How LGBTQ+ creators built their own corner of the Internet

Written by Emma Dressler | Jun 15, 2026 4:00:01 AM

Before the Internet, queer visibility was something you had to stumble into. A library book that might or might not be on the shelf. A late-night cable show if you were lucky enough to have the right channel. A community, if you were lucky enough to live near one.

The Internet changed that. And queer creators, writers, podcasters, filmmakers, artists, educators, changed the Internet right back.

The algorithm 

For years, LGBTQ+ creators built audiences on platforms like YouTube, Instagram, and TikTok, only to watch their content get quietly buried.
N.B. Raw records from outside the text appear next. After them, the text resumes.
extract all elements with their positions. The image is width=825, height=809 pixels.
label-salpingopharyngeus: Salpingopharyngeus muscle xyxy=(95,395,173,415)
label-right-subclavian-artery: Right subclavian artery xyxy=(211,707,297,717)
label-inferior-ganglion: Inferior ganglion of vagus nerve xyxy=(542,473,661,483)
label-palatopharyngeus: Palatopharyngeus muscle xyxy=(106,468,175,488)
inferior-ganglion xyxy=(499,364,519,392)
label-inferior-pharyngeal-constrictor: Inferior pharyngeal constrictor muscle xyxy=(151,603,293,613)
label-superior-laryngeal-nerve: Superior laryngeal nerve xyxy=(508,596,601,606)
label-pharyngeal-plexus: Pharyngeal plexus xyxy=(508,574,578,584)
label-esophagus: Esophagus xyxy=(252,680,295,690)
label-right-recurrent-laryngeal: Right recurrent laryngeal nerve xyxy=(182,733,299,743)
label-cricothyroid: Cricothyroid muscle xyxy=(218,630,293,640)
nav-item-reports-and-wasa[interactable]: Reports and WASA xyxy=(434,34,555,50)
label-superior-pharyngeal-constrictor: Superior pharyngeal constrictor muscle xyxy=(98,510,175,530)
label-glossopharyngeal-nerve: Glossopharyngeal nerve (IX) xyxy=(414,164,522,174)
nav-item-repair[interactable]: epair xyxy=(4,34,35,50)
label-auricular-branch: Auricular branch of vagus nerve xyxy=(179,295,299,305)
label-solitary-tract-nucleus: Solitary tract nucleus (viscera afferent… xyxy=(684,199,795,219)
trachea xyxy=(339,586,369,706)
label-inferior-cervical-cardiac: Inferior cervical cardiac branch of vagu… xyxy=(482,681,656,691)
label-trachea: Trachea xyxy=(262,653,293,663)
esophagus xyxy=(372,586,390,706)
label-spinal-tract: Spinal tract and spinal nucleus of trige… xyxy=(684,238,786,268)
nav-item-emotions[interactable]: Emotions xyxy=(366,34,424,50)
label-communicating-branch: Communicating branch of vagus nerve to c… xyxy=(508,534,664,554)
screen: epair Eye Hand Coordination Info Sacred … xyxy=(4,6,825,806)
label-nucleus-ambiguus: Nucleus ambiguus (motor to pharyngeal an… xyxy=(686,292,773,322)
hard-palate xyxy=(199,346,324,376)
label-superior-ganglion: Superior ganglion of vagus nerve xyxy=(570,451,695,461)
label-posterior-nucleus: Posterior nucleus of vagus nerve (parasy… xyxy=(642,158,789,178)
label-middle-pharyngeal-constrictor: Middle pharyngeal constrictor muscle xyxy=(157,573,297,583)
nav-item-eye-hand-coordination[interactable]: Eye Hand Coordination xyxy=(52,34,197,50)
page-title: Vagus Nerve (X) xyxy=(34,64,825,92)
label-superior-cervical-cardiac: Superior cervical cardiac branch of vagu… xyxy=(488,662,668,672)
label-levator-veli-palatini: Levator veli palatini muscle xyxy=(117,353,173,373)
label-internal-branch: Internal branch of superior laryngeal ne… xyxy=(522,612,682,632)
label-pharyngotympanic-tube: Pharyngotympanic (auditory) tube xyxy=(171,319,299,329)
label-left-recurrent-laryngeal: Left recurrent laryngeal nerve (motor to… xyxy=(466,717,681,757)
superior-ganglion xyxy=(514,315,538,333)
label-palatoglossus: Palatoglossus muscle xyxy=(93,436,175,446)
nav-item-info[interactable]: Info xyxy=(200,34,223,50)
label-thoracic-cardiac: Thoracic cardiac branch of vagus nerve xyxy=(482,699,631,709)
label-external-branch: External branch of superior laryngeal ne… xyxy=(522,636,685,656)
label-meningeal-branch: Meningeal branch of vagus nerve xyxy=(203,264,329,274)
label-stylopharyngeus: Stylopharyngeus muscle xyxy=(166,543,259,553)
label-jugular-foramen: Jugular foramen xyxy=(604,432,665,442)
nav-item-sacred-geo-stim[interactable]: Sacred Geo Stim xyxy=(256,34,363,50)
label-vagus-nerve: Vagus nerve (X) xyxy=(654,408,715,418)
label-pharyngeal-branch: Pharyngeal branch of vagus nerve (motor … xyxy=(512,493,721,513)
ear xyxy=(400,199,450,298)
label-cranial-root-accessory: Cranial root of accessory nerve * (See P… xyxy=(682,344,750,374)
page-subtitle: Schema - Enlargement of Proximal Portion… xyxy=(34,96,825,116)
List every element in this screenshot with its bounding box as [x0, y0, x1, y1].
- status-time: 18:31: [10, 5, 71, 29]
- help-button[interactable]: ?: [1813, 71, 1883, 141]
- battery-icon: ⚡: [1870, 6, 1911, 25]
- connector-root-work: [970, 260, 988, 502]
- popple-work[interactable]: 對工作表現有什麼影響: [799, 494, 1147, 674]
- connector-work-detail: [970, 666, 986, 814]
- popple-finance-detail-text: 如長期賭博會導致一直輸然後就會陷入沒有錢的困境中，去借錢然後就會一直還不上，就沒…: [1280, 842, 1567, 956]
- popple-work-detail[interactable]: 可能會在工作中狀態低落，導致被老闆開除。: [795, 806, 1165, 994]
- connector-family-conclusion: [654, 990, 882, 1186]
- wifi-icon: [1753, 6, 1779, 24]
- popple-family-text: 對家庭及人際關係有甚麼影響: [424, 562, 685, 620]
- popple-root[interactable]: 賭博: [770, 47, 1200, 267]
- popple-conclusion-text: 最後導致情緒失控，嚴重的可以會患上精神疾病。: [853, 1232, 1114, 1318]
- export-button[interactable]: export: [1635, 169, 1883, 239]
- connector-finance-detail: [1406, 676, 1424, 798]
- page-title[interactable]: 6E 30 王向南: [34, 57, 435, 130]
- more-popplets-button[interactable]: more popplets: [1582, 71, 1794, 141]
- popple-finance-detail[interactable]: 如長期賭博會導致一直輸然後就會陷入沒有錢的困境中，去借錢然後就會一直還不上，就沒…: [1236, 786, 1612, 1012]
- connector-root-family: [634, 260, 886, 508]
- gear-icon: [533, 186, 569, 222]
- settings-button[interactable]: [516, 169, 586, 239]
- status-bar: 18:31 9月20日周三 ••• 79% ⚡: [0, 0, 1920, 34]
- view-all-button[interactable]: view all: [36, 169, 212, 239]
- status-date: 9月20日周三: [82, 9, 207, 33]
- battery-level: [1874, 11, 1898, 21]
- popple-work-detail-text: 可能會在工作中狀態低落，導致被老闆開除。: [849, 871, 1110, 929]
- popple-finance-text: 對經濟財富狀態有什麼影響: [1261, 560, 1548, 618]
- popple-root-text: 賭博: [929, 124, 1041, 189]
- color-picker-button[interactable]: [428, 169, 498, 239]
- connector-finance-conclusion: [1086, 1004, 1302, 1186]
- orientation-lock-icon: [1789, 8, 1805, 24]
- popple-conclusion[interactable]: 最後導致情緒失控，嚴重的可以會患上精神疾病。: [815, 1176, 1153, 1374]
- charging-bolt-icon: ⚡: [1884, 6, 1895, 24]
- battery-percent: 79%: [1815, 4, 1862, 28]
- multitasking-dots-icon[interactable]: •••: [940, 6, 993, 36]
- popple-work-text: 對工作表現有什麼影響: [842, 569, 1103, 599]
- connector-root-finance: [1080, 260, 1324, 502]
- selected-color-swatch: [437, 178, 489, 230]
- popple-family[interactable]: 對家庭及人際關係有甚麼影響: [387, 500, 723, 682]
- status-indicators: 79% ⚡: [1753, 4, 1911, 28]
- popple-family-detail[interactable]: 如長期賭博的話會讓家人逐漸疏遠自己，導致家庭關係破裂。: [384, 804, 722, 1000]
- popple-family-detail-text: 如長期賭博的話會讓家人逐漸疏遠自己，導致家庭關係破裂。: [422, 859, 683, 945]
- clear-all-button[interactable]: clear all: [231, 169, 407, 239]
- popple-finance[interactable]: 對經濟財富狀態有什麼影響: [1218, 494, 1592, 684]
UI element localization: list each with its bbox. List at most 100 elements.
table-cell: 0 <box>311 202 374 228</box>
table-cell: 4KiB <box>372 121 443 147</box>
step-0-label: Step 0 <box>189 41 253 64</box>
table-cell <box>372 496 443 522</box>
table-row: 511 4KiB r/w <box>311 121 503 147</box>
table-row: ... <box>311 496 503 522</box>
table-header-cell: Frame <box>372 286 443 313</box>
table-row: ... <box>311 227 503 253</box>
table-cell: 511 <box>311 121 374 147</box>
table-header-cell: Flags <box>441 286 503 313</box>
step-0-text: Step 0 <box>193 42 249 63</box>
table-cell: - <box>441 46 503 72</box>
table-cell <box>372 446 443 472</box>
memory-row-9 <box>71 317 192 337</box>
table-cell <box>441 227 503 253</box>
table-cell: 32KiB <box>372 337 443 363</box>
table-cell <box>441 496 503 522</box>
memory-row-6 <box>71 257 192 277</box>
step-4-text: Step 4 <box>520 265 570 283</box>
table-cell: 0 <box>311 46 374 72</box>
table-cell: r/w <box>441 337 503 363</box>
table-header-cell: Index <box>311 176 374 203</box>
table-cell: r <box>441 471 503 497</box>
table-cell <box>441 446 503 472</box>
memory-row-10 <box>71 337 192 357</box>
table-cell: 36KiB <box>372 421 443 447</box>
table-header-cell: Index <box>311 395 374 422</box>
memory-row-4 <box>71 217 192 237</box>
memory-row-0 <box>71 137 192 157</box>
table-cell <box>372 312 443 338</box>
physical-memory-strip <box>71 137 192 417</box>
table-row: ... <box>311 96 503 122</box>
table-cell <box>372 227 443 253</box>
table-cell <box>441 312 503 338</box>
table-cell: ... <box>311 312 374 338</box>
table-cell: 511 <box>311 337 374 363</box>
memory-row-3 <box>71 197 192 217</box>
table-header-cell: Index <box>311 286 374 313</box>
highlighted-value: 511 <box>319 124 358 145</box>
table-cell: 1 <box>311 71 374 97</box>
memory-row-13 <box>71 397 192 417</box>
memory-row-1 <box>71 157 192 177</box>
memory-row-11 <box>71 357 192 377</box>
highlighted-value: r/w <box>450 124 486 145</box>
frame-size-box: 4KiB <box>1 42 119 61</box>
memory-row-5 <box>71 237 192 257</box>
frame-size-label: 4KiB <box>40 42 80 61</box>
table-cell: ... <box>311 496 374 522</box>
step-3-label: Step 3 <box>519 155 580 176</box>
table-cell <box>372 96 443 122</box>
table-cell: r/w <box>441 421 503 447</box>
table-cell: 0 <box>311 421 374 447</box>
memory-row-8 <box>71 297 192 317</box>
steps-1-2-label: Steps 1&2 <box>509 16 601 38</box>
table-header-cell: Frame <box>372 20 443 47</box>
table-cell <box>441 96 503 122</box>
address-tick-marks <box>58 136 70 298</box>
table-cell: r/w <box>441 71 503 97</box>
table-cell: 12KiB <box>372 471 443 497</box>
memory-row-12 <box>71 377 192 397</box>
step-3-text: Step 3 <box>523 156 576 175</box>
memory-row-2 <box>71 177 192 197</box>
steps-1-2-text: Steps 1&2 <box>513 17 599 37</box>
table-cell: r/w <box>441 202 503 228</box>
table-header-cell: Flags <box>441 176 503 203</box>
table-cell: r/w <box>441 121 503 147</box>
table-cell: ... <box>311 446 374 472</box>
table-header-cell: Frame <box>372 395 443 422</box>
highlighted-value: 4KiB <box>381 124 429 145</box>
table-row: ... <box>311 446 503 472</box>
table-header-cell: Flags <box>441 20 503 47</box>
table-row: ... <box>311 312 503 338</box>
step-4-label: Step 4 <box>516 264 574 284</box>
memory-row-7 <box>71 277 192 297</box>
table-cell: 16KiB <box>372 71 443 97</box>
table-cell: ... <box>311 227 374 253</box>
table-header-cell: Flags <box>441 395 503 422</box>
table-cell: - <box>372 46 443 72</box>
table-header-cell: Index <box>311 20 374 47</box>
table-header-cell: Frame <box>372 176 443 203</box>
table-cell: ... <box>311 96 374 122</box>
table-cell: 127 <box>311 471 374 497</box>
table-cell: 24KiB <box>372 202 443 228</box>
Demonetized. Shadow-banned. Flagged as "sensitive material" while completely comparable straight content sailed through without a second glance.

It wasn't subtle. Queer creators documented it in real time: videos about coming out stories demonetized, trans creators' accounts suspended without explanation, LGBTQ+ health content labeled as adult material. The platforms called it "mistakes", but it was a pattern.

Independent queer media

Over the last several years, a remarkable thing has happened. Queer creators have stopped asking the algorithm for permission and started building direct relationships with their audiences, through newsletters, Patreon pages, Substack publications, and independent podcasts.

The numbers reflect it. Platforms like Substack have seen significant growth in LGBTQ+ writers and journalists building paid subscriber bases. Patreon hosts thousands of queer creators, comedians, educators, drag performers, illustrators, who earn sustainable income directly from people who want to support their work, no ad revenue required.

Queer news outlets like them., Them, and LGBTQ Nation have grown loyal digital audiences. Independent podcasts on trans parenting, queer mental health, BIPOC LGBTQ+ experiences, and elder queer life have found the listeners who needed them. Illustrators and cartoonists whose work centers queer joy, not just struggle, have built Patreon communities that let them draw full-time.

Educators are using platforms like Teachable and Ko-fi to host courses on queer history, health, and identity that never made it into school curricula. Drag performers are livestreaming shows directly to fans who live in places where the nearest gay bar is two hours away.

The Internet is for connecting

The history of queer online spaces is a history of people using the Internet to do exactly what it's best at: connecting people who can't always find each other in physical space, and giving them a place to create, share, and exist on their own terms.

Independent queer media is the latest chapter in that story. A genuine creative and community infrastructure that queer people built for themselves, and that keeps getting stronger.

That's worth celebrating this Pride Month, and every month.